Cover crops remain an under-utilized but effective management option for specialty crop growers managing nematodes.

Sunn hemp growing in southern Florida.
Credit: Qingren Wang, UF/IFAS

Johan Desaeger, assistant professor of entomology and nematology at the University of Florida Institute of Food and Agricultural Sciences Gulf Coast Research and Education Center, touted the practice at the Florida Grower Citrus Show.

“If you have the time to put in a cover crop, which it’s not just that you have a cover, it’s that you rotate, which most fields never do.

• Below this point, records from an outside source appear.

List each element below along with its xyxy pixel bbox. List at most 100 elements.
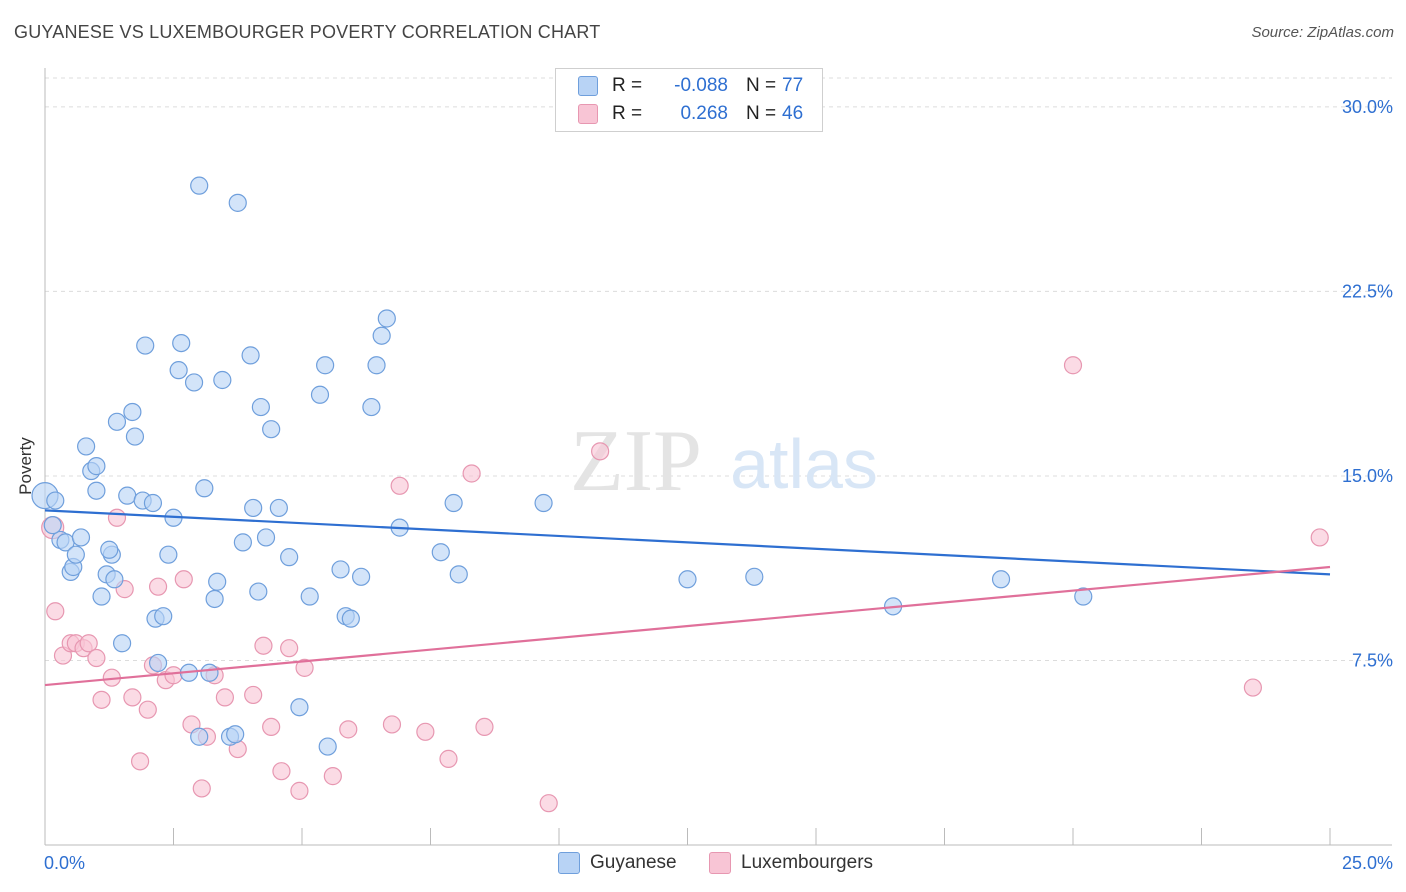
bottom-legend-swatch-blue — [558, 852, 580, 874]
bottom-legend-label: Guyanese — [590, 852, 677, 873]
luxembourgers-point — [591, 442, 610, 461]
y-tick-label: 22.5% — [1342, 281, 1393, 301]
x-tick-label: 0.0% — [44, 853, 85, 873]
bottom-legend-guyanese: Guyanese — [558, 852, 677, 874]
guyanese-point — [213, 370, 232, 390]
legend-r-label: R = — [612, 103, 643, 124]
guyanese-point — [208, 572, 227, 591]
luxembourgers-point — [174, 570, 193, 589]
tick-labels: 7.5% 15.0% 22.5% 30.0% 0.0% 25.0% — [44, 97, 1393, 873]
guyanese-point — [233, 533, 252, 552]
guyanese-point — [256, 528, 276, 547]
guyanese-point — [341, 609, 360, 628]
legend-n-value: 77 — [782, 75, 804, 96]
guyanese-point — [112, 634, 132, 653]
guyanese-point — [159, 545, 178, 564]
luxembourgers-point — [192, 779, 211, 798]
watermark: ZIP atlas — [570, 413, 878, 510]
y-tick-label: 15.0% — [1342, 466, 1393, 486]
guyanese-point — [190, 727, 209, 746]
guyanese-point — [77, 437, 96, 456]
chart-title: GUYANESE VS LUXEMBOURGER POVERTY CORRELA… — [14, 22, 601, 42]
guyanese-point — [316, 356, 335, 375]
luxembourgers-point — [280, 639, 299, 658]
luxembourgers-point — [107, 508, 127, 527]
legend: R = -0.088 N = 77 R = 0.268 N = 46 — [555, 68, 823, 132]
luxembourgers-point — [290, 781, 309, 800]
luxembourgers-trend-line — [44, 565, 1331, 687]
legend-swatch-blue — [578, 76, 598, 96]
guyanese-point — [249, 582, 268, 601]
luxembourgers-point — [439, 749, 458, 768]
guyanese-trend-line — [44, 509, 1331, 576]
luxembourgers-point — [254, 636, 273, 655]
guyanese-point — [244, 498, 263, 518]
legend-row-guyanese: R = -0.088 N = 77 — [578, 74, 803, 98]
luxembourgers-point — [215, 688, 234, 707]
guyanese-point — [92, 587, 111, 606]
guyanese-point — [105, 570, 124, 589]
luxembourgers-point — [475, 717, 494, 737]
luxembourgers-point — [262, 717, 281, 737]
luxembourgers-point — [87, 648, 106, 668]
guyanese-point — [154, 607, 173, 626]
guyanese-point — [362, 397, 381, 417]
guyanese-point — [169, 361, 188, 380]
luxembourgers-point — [46, 602, 65, 621]
guyanese-point — [241, 346, 260, 365]
luxembourgers-point — [462, 464, 481, 483]
series-guyanese — [31, 176, 1093, 756]
luxembourgers-point — [130, 752, 150, 771]
guyanese-point — [745, 567, 764, 586]
guyanese-point — [66, 545, 85, 564]
guyanese-point — [205, 589, 224, 609]
legend-row-luxembourgers: R = 0.268 N = 46 — [578, 102, 803, 126]
legend-n-label: N = — [746, 103, 777, 124]
guyanese-point — [331, 560, 350, 579]
x-tick-label: 25.0% — [1342, 853, 1393, 873]
guyanese-point — [377, 309, 396, 328]
luxembourgers-point — [323, 767, 342, 786]
luxembourgers-point — [339, 720, 358, 739]
guyanese-point — [107, 412, 127, 431]
legend-n-value: 46 — [782, 103, 804, 124]
guyanese-point — [190, 176, 209, 195]
guyanese-point — [136, 336, 155, 355]
luxembourgers-point — [295, 658, 314, 677]
trend-lines — [44, 509, 1331, 687]
legend-r-value: 0.268 — [680, 103, 728, 124]
guyanese-point — [290, 698, 309, 717]
guyanese-point — [444, 493, 463, 513]
guyanese-point — [367, 356, 386, 375]
guyanese-point — [280, 548, 299, 567]
axes — [44, 68, 1392, 846]
guyanese-point — [71, 528, 91, 547]
luxembourgers-point — [1310, 528, 1329, 547]
watermark-atlas: atlas — [730, 425, 878, 503]
guyanese-point — [46, 491, 65, 510]
legend-n-label: N = — [746, 75, 777, 96]
guyanese-point — [172, 333, 191, 353]
guyanese-point — [372, 326, 391, 345]
y-tick-label: 30.0% — [1342, 97, 1393, 117]
guyanese-point — [1074, 587, 1093, 606]
guyanese-point — [148, 653, 168, 673]
source-label: Source: ZipAtlas.com — [1251, 24, 1394, 41]
guyanese-point — [310, 385, 330, 404]
guyanese-point — [449, 565, 468, 584]
guyanese-point — [228, 193, 247, 212]
luxembourgers-point — [244, 685, 263, 705]
guyanese-point — [226, 725, 245, 744]
guyanese-point — [200, 663, 219, 682]
guyanese-point — [195, 479, 214, 498]
guyanese-point — [534, 493, 553, 513]
guyanese-point — [678, 570, 697, 589]
luxembourgers-point — [272, 762, 291, 781]
guyanese-point — [143, 493, 163, 513]
watermark-zip: ZIP — [570, 413, 702, 510]
guyanese-point — [125, 427, 145, 446]
guyanese-point — [87, 481, 106, 500]
legend-swatch-pink — [578, 104, 598, 124]
bottom-legend-luxembourgers: Luxembourgers — [709, 852, 873, 874]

If you never rotate in your fields, that’s when you build up that same nematode year after year until it becomes a problem that you can’t manage anymore,” Desaeger said. “Having a cover crop like sunn hemp, I’ve advocated sunn hemp for a while, because it’s good for most nematodes.”

Cover crops are utilized in between production seasons. They improve the soil quality and health in preparation for the upcoming growing season but can also help reduce nematode reproduction; if growers implement cover crops that are poor hosts.

Sunn hemp is a good cover crop to use. It produces high amounts of biomass and is a poor host to root-knot nematodes and sting nematodes. It also contains alkaloids in its tissue. Its leaf and root residue have nematicidal activity.

But growers need additional cover crop alternatives, says Desaeger. He plans to focus more of his research on finding viable options.

“I think that’s something I’d like to work on. Right now, we have sunn hemp, sorghum, sudan, cowpeas; those are kind of the go-to crops. I wish we had some more options,” Desaeger said.

“You need a lot of data to figure out which cover crops are good for which nematodes. You’ve got to know your field and how nematodes are going to respond to these different cover crops. It’s going to involve a lot of research. It’s not something that is available right now.”